Little's quip captured the central absurdity of the Democrats' position. They walked out on a constitutional obligation, the Texas Constitution requires members to be present during a governor's called special session, and now argue they should be allowed to use campaign donations to cover the penalty for that walkout, in apparent defiance of the very House rules that govern them.
The broader pattern is worth noting. National Democratic figures have continued to invest in Texas politics even as the party's legislative minority faces consequences for its tactics. Vice President Kamala Harris deployed a robocall to boost a preferred candidate in a Texas Senate primary earlier this cycle, a sign of continued national attention to the state's Democratic bench.
What happens next
The immediate question is whether the 53 Democrats will pay. House rules give the committee the power to cut office budgets by 30 percent for members who refuse. That would hit staff, constituent services, and daily operations, a tangible consequence that falls not just on the lawmakers but on the people who work for them.

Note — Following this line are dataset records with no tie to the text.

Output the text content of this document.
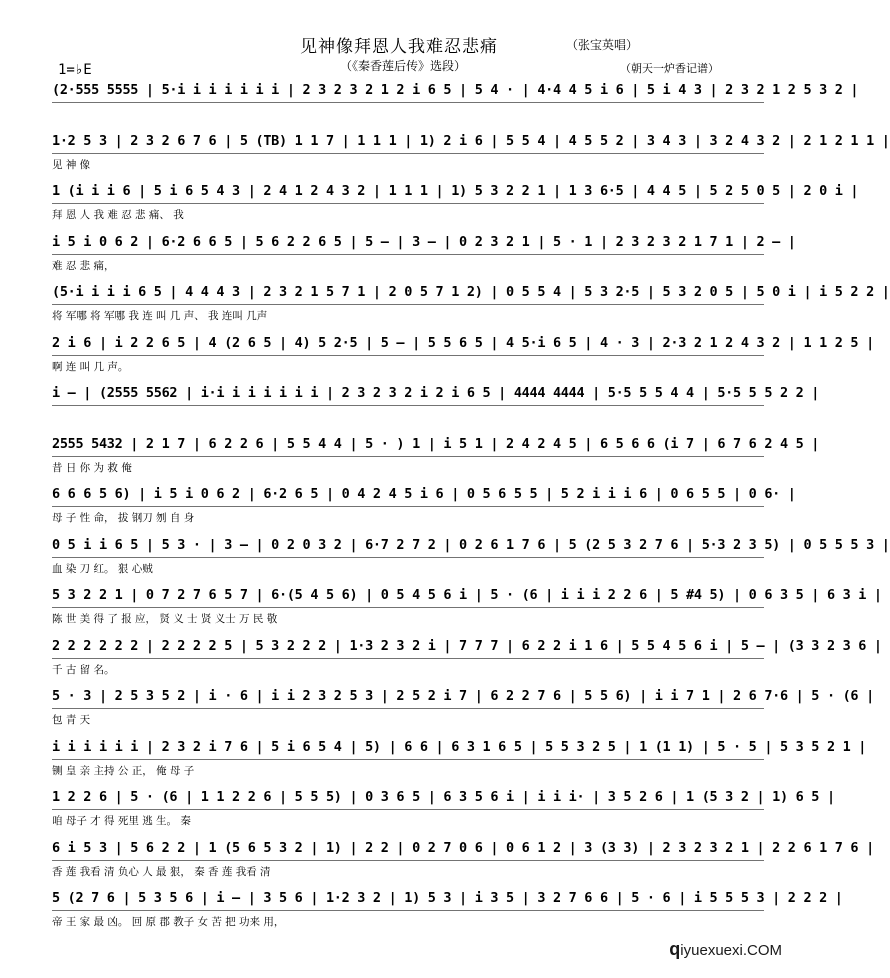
见神像拜恩人我难忍悲痛	（张宝英唱）
（《秦香莲后传》选段）	（朝天一炉香记谱）
1=♭E
(2·555 5555 | 5·i i i i i i i | 2 3 2 3 2 1 2 i 6 5 | 5 4 · | 4·4 4 5 i 6 | 5 i 4 3 | 2 3 2 1 2 5 3 2 |
1·2 5 3 | 2 3 2 6 7 6 | 5 (TB) 1 1 7 | 1 1 1 | 1) 2 i 6 | 5 5 4 | 4 5 5 2 | 3 4 3 | 3 2 4 3 2 | 2 1 2 1 1 |
见 神 像
1 (i i i 6 | 5 i 6 5 4 3 | 2 4 1 2 4 3 2 | 1 1 1 | 1) 5 3 2 2 1 | 1 3 6·5 | 4 4 5 | 5 2 5 0 5 | 2 0 i |
拜 恩 人 我 难 忍 悲 痛、 我
i 5 i 0 6 2 | 6·2 6 6 5 | 5 6 2 2 6 5 | 5 — | 3 — | 0 2 3 2 1 | 5 · 1 | 2 3 2 3 2 1 7 1 | 2 — |
难 忍 悲 痛，
(5·i i i i 6 5 | 4 4 4 3 | 2 3 2 1 5 7 1 | 2 0 5 7 1 2) | 0 5 5 4 | 5 3 2·5 | 5 3 2 0 5 | 5 0 i | i 5 2 2 |
将 军哪 将 军哪 我 连 叫 几 声、 我 连叫 几声
2 i 6 | i 2 2 6 5 | 4 (2 6 5 | 4) 5 2·5 | 5 — | 5 5 6 5 | 4 5·i 6 5 | 4 · 3 | 2·3 2 1 2 4 3 2 | 1 1 2 5 |
啊 连 叫 几 声。
i — | (2555 5562 | i·i i i i i i i | 2 3 2 3 2 i 2 i 6 5 | 4444 4444 | 5·5 5 5 4 4 | 5·5 5 5 2 2 |
2555 5432 | 2 1 7 | 6 2 2 6 | 5 5 4 4 | 5 · ) 1 | i 5 1 | 2 4 2 4 5 | 6 5 6 6 (i 7 | 6 7 6 2 4 5 |
昔 日 你 为 救 俺
6 6 6 5 6) | i 5 i 0 6 2 | 6·2 6 5 | 0 4 2 4 5 i 6 | 0 5 6 5 5 | 5 2 i i i 6 | 0 6 5 5 | 0 6· |
母 子 性 命， 拔 钢刀 刎 自 身
0 5 i i 6 5 | 5 3 · | 3 — | 0 2 0 3 2 | 6·7 2 7 2 | 0 2 6 1 7 6 | 5 (2 5 3 2 7 6 | 5·3 2 3 5) | 0 5 5 5 3 |
血 染 刀 红。 狠 心贼
5 3 2 2 1 | 0 7 2 7 6 5 7 | 6·(5 4 5 6) | 0 5 4 5 6 i | 5 · (6 | i i i 2 2 6 | 5 #4 5) | 0 6 3 5 | 6 3 i |
陈 世 美 得 了 报 应， 贤 义 士 贤 义士 万 民 敬
2 2 2 2 2 2 | 2 2 2 2 5 | 5 3 2 2 2 | 1·3 2 3 2 i | 7 7 7 | 6 2 2 i 1 6 | 5 5 4 5 6 i | 5 — | (3 3 2 3 6 |
千 古 留 名。
5 · 3 | 2 5 3 5 2 | i · 6 | i i 2 3 2 5 3 | 2 5 2 i 7 | 6 2 2 7 6 | 5 5 6) | i i 7 1 | 2 6 7·6 | 5 · (6 |
包 青 天
i i i i i i | 2 3 2 i 7 6 | 5 i 6 5 4 | 5) | 6 6 | 6 3 1 6 5 | 5 5 3 2 5 | 1 (1 1) | 5 · 5 | 5 3 5 2 1 |
铡 皇 亲 主持 公 正， 俺 母 子
1 2 2 6 | 5 · (6 | 1 1 2 2 6 | 5 5 5) | 0 3 6 5 | 6 3 5 6 i | i i i· | 3 5 2 6 | 1 (5 3 2 | 1) 6 5 |
咱 母子 才 得 死里 逃 生。 秦
6 i 5 3 | 5 6 2 2 | 1 (5 6 5 3 2 | 1) | 2 2 | 0 2 7 0 6 | 0 6 1 2 | 3 (3 3) | 2 3 2 3 2 1 | 2 2 6 1 7 6 |
香 莲 我看 清 负心 人 最 狠， 秦 香 莲 我看 清
5 (2 7 6 | 5 3 5 6 | i — | 3 5 6 | 1·2 3 2 | 1) 5 3 | i 3 5 | 3 2 7 6 6 | 5 · 6 | i 5 5 5 3 | 2 2 2 |
帝 王 家 最 凶。 回 原 郡 教子 女 苦 把 功来 用，
qiyuexuexi.COM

Wu's suggestion that campaign funds could cover the fines sets up a potential rules clash. If Democrats attempt that route, Republicans will almost certainly challenge it. The question of whether state campaign-finance law overrides House internal rules has not been resolved.

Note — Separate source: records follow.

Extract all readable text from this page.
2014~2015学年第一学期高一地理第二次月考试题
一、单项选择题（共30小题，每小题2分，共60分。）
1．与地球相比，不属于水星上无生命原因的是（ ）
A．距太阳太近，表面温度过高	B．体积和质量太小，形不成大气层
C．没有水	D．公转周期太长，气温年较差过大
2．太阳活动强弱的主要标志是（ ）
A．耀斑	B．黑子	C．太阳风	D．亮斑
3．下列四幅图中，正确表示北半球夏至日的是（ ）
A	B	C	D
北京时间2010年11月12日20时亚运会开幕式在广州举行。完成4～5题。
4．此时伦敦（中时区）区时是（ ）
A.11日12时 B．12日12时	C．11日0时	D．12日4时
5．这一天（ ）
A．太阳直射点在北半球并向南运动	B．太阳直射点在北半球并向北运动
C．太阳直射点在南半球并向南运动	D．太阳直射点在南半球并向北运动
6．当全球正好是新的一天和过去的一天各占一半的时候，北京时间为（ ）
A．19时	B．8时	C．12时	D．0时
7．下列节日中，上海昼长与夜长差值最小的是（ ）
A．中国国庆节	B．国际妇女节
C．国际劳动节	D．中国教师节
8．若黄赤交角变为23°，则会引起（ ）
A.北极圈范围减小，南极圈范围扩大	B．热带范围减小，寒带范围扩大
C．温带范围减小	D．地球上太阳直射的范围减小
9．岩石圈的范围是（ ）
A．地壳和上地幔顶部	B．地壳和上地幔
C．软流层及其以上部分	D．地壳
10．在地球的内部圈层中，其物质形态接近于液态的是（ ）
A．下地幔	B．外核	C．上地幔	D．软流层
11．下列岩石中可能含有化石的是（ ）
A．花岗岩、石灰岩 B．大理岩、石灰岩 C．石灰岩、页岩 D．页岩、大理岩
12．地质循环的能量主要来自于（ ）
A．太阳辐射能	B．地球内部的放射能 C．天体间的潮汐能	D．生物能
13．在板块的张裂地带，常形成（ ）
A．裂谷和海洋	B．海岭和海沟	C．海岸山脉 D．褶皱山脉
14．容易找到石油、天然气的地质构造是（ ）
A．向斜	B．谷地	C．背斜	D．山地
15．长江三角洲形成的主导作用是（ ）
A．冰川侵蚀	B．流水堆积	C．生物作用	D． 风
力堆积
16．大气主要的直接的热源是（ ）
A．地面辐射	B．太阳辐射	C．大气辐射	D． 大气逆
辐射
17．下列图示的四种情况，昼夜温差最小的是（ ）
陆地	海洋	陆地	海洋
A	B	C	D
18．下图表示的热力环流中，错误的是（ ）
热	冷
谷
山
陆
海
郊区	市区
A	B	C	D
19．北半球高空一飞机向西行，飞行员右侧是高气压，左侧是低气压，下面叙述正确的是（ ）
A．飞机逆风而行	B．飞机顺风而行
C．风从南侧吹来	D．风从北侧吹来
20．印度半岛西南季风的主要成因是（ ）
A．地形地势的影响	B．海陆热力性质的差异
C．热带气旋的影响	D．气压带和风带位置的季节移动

Democrats have also not been shut out of every recent contest in the state. A Democrat flipped a Texas Senate seat in Tarrant County in a notable recent race, a reminder that the party still competes in certain suburban districts even as its House caucus faces institutional discipline.

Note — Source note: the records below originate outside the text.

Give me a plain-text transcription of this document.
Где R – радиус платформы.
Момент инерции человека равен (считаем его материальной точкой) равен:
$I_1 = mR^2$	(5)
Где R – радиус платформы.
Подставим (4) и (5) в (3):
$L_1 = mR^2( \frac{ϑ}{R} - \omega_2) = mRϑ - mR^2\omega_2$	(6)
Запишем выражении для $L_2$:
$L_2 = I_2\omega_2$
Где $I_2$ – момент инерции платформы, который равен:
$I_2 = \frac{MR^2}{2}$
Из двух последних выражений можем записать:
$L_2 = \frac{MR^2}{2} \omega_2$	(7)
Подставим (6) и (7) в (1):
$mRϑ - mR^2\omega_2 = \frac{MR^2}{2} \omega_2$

Several open questions remain. The caucus's complaints about last-minute document production and insufficient review time could form the basis of a legal challenge. The specific enforcement costs, what the $125,000 covered, and whether every dollar was properly documented, were disputed in the hearing and never fully resolved to the Democrats' satisfaction before Republicans voted to proceed.
The real lesson
The Texas walkout was celebrated in progressive media at the time as a bold stand against redistricting. Democrats framed it as defending democracy. But the redistricting bill passed anyway. The lawsuits in Illinois and California failed. And now the absent lawmakers owe nearly $423,000 out of their own pockets, or face budget cuts that will hurt their offices and staffs.
The Texas Constitution does not include an exception for quorum-breaking when you disagree with the agenda. Elected legislators are expected to show up, debate, vote, and accept the outcome. When 53 of them decided the rules didn't apply, the system eventually caught up.
Wu says his caucus would "make that same decision again." That's his right. But the bill always comes due, and this time, it's $8,354 per head.